Jim sat up straight, and he stared at Blair like he'd never seen him before. "You know, Sandburg, there are people who might question your timing here."
"Yeah, I'm taking advantage of you, if that's what you mean. I don't want to watch you doing what you think you ought to rather than what you need to do."
"And you didn't do what you thought you ought to do?" Jim snarled, his hand waving to encompass Alice and Alice's house and the chance given up eight years ago.
Blair shook his head, perfectly calm – on the surface at least. "I did what I needed to do. What I needed to do, not what I thought I ought to do. And what I need to do now is ask you, Jim. So I'm asking. Come with me."
"I can't do that, Sandburg." Jim stood. "I can't do that."
"Maybe you could, if you just think about it. I can do that. I can let you think about it."
Jim shook his head. Blair was crazy, that was all there was to it.
Blair was standing in front of him, somehow. "Come on, I'll give you a ride home. On the bike. I'm selling it anyway. Might as well enjoy it while I can."
Jim felt his jaw drop. Why for that than for any other of the morning's shocks, he couldn't have said. "Why are you selling it? It'd make you the cool guy on campus, a beautiful ride like that."

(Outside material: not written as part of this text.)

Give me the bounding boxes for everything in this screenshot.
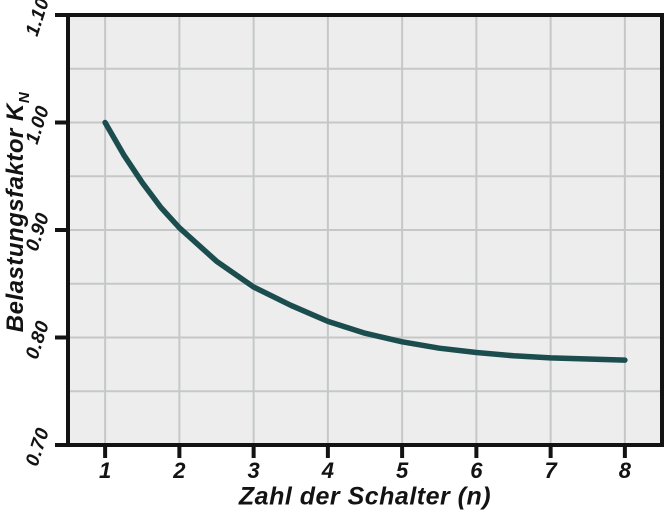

"I'll need the money. And the insurance would be a killer. Besides, I won't need it. I'll have another dream instead." Blair had that determined look on his face; martyr's holy fire.
"I can walk home."
"I'll give you a ride, man."
"You're a shit. And not very subtle."
"How long have you known me, now?" Blair looked almost cheerful. "No surprises there. Come on."
It was a mistake, Jim knew it, but he got on the back of the bike, and folded his arms around Blair's strong, solid body and Blair sedately drove him back to his grieving house.
"Like I said. It's okay to think about it, and decide what you need to do." Blair looked at him, blue eyes lit with more than the slanting morning sun. "I want you to be happy, Jim. Always did."
"And you think that you can do that. Make me happy?" It was a taunt, but Blair didn't back down from the venom.
"Yeah, I think I can. When you know what you think, you tell me."
Jim turned his back and walked up the path. They were all awake now, and wondering where the hell he was. He opened the door, and uneasily stepped inside.
He could still hear the purr of the bike.